Investigation finds lucrative perks for some on local government payrolls in New Jersey
By Angela Delli Santi, APTuesday, December 1, 2009
Probe finds lucrative perks for some in New Jersey
TRENTON, N.J. — The economic downturn hasn’t stopped some local governments in New Jersey from paying out generous bonuses and severance packages to employees, including six-figure cash payouts to workers in fiscally distressed cities and towns.
A State Commission of Investigation report released Tuesday concludes the lucrative perks paid to some local government workers are costing New Jersey taxpayers millions of dollars.
The report comes the day Gov. Jon Corzine is expected detail how he intends to close an unanticipated state budget gap, which could include withholding December aid payments to municipalities.

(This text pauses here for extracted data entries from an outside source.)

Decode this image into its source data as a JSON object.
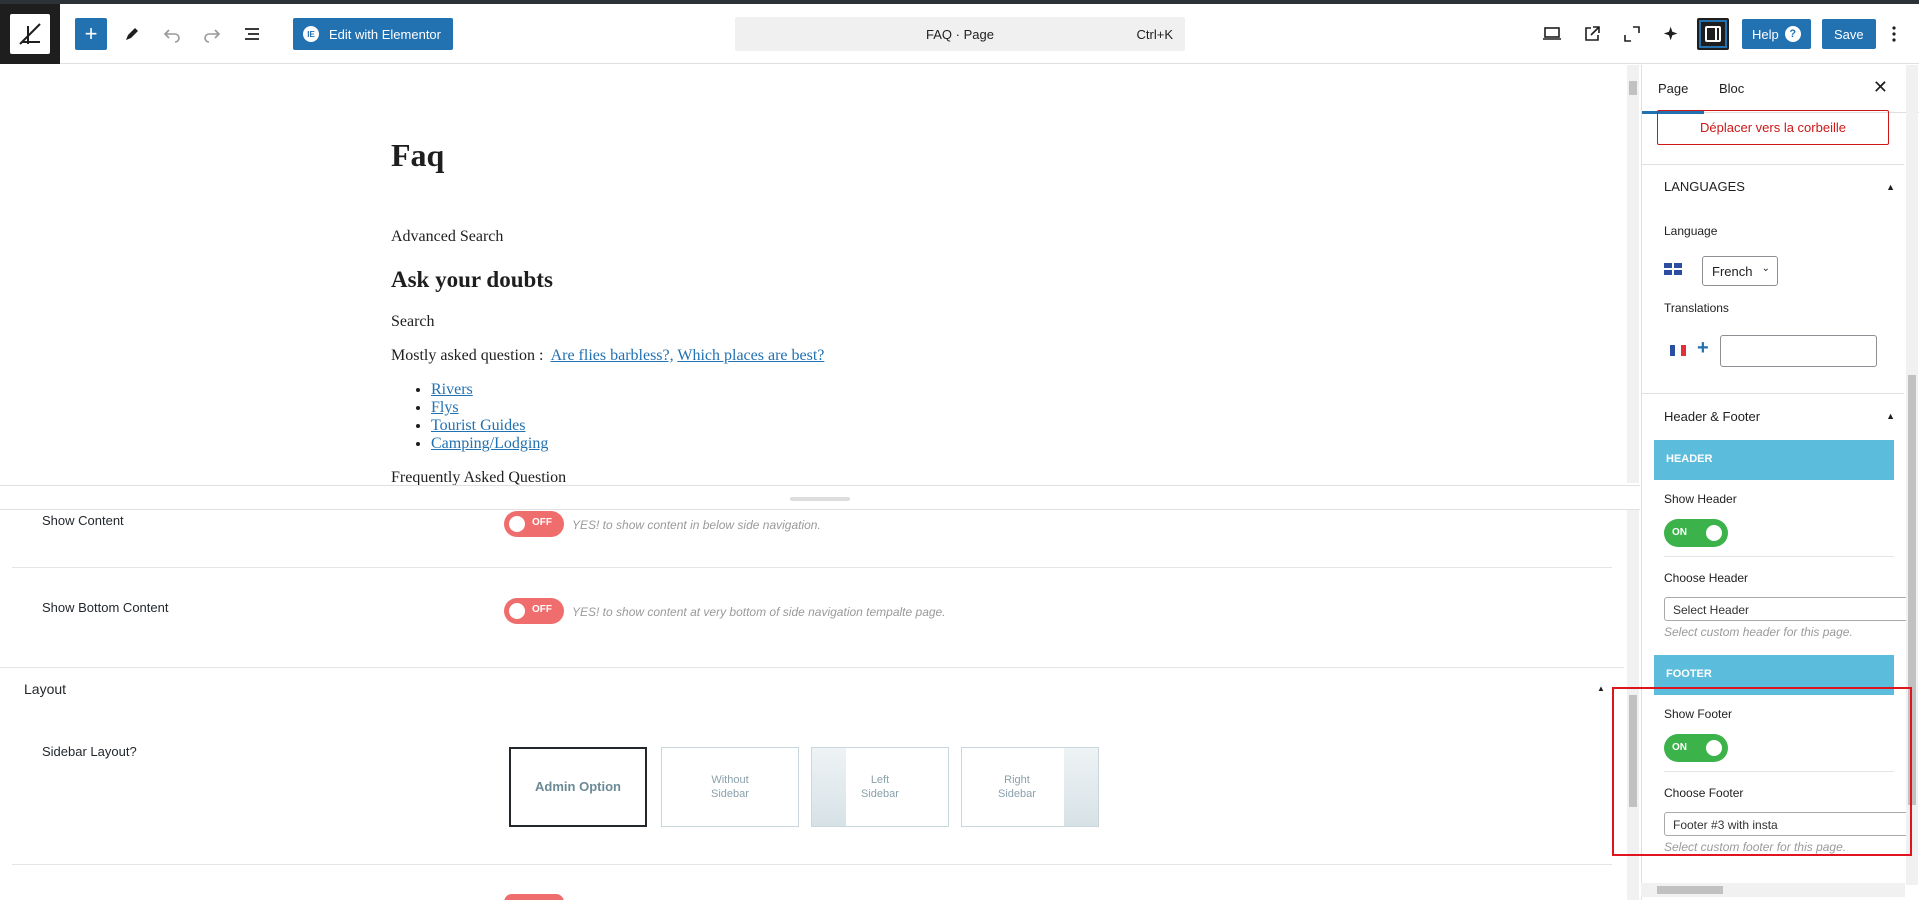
{
  "toolbar": {
    "edit_elementor_label": "Edit with Elementor",
    "elementor_badge": "IE",
    "command_title": "FAQ · Page",
    "command_shortcut": "Ctrl+K",
    "help_label": "Help",
    "help_badge": "?",
    "save_label": "Save",
    "icons": [
      "plus-icon",
      "pen-icon",
      "undo-icon",
      "redo-icon",
      "list-view-icon",
      "desktop-icon",
      "external-link-icon",
      "fullscreen-icon",
      "ai-sparkle-icon",
      "sidebar-icon",
      "more-icon"
    ]
  },
  "canvas": {
    "title": "Faq",
    "advanced_search": "Advanced Search",
    "heading": "Ask your doubts",
    "search": "Search",
    "mostly_asked_prefix": "Mostly asked question :",
    "mostly_asked_links": [
      "Are flies barbless?,",
      "Which places are best?"
    ],
    "list_items": [
      "Rivers",
      "Flys",
      "Tourist Guides",
      "Camping/Lodging"
    ],
    "faq_heading": "Frequently Asked Question"
  },
  "meta": {
    "show_content": {
      "label": "Show Content",
      "toggle": "OFF",
      "desc": "YES! to show content in below side navigation."
    },
    "show_bottom_content": {
      "label": "Show Bottom Content",
      "toggle": "OFF",
      "desc": "YES! to show content at very bottom of side navigation tempalte page."
    },
    "layout_title": "Layout",
    "sidebar_layout_label": "Sidebar Layout?",
    "layout_options": [
      "Admin Option",
      "Without Sidebar",
      "Left Sidebar",
      "Right Sidebar"
    ],
    "selected_layout": "Admin Option"
  },
  "panel": {
    "tabs": [
      "Page",
      "Bloc"
    ],
    "active_tab": "Page",
    "trash_label": "Déplacer vers la corbeille",
    "languages_title": "LANGUAGES",
    "language_label": "Language",
    "language_value": "French",
    "translations_label": "Translations",
    "header_footer_title": "Header & Footer",
    "header_bar": "HEADER",
    "show_header_label": "Show Header",
    "show_header_toggle": "ON",
    "choose_header_label": "Choose Header",
    "choose_header_value": "Select Header",
    "choose_header_help": "Select custom header for this page.",
    "footer_bar": "FOOTER",
    "show_footer_label": "Show Footer",
    "show_footer_toggle": "ON",
    "choose_footer_label": "Choose Footer",
    "choose_footer_value": "Footer #3 with insta",
    "choose_footer_help": "Select custom footer for this page."
  },
  "colors": {
    "accent": "#2271b1",
    "toggle_on": "#3bb34a",
    "toggle_off": "#f06d6d",
    "section_bar": "#5bbcdc",
    "highlight": "#e0141e",
    "danger": "#cc1818"
  }
}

“Enough is enough,” Assembly Budget Committee Chairman Lou Greenwald said after reading the report. He said it’s time for towns to stop blaming the state for rising property taxes and make some tough budgetary decisions.

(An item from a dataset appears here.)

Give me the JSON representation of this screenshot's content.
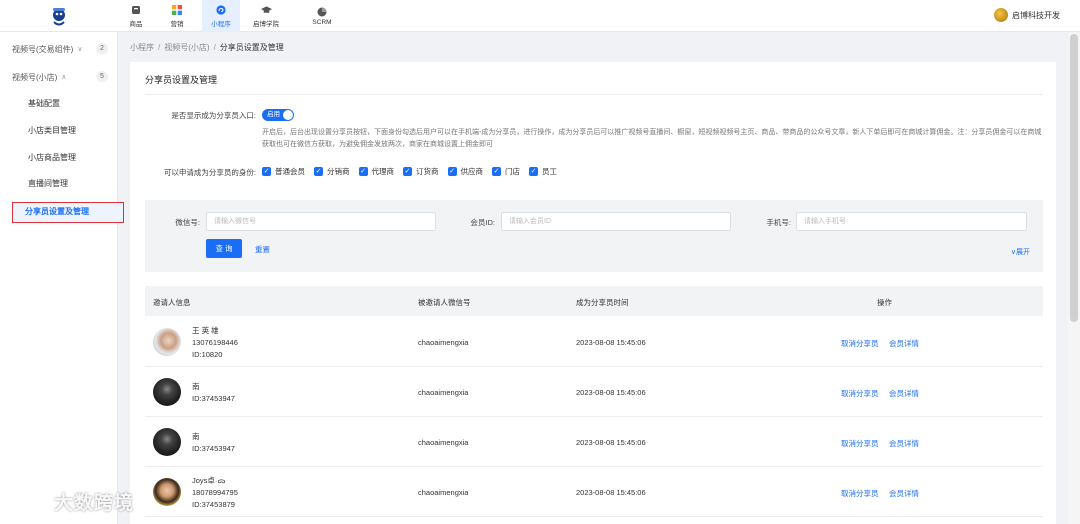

The SCI spent nearly a year examining the compensation and benefits paid to public employees in 75 towns, counties and local authorities.
The panel found examples of waste, excess and abuse in 80 percent of the entities it investigated, and sometimes found the hidden perks tucked into complex contract language and difficult to detect. It estimated the cash benefit payouts at $39 million in the municipalities it examined.
For example, 20 workers in Camden cashed in unused time and left their jobs with $115,000 each. New Jersey’s most impoverished city has received $258 million in distressed cities aid in the past six years.
Five employees got $780,000 in unused leave in Rockaway Township in Morris County, even after budget cuts forced the elimination of a police department position.
And, in Edison, where six firefighters were laid off to help close a $8 million budget deficit in the current fiscal year, the municipality paid out $3.9 million in lump-sum payments for unused leave over the five previous years.
Corzine’s office did not immediately return a call for comment.
“I’ve been around this state for my entire life, I had no idea, no idea that they were permitted to do that,” Gov.-elect Chris Christie said of buyouts of unused sick time. “They should give it back. It’s not right. This is the stuff that drives the voters crazy.”
The more egregious examples cited in the report include employees who are paid to take time off for weddings and baptisms (West New York) — or to go Christmas shopping (Union City). Police in Hoboken can qualify for up to five days off for donating blood while those in Fort Lee can earn two days off for demonstrating marksmanship on the firing range.
The independent SCI, chaired by former Attorney General W. Cary Edwards, has looked into public employee abuses periodically over the past 15 years, and has recommended reforms. A similar investigation in 2006 focusing on excessive compensation for public school administrators, yielded a legislative change that brought administrators under the same restrictions as state workers, who can cash in a maximum of $15,000 in sick leave at retirement.
Aside from such incremental steps, however, “there has been no concerted effort to rein in lavish, unreasonable and excessive public employee benefit costs in a comprehensive fashion,” the report concludes.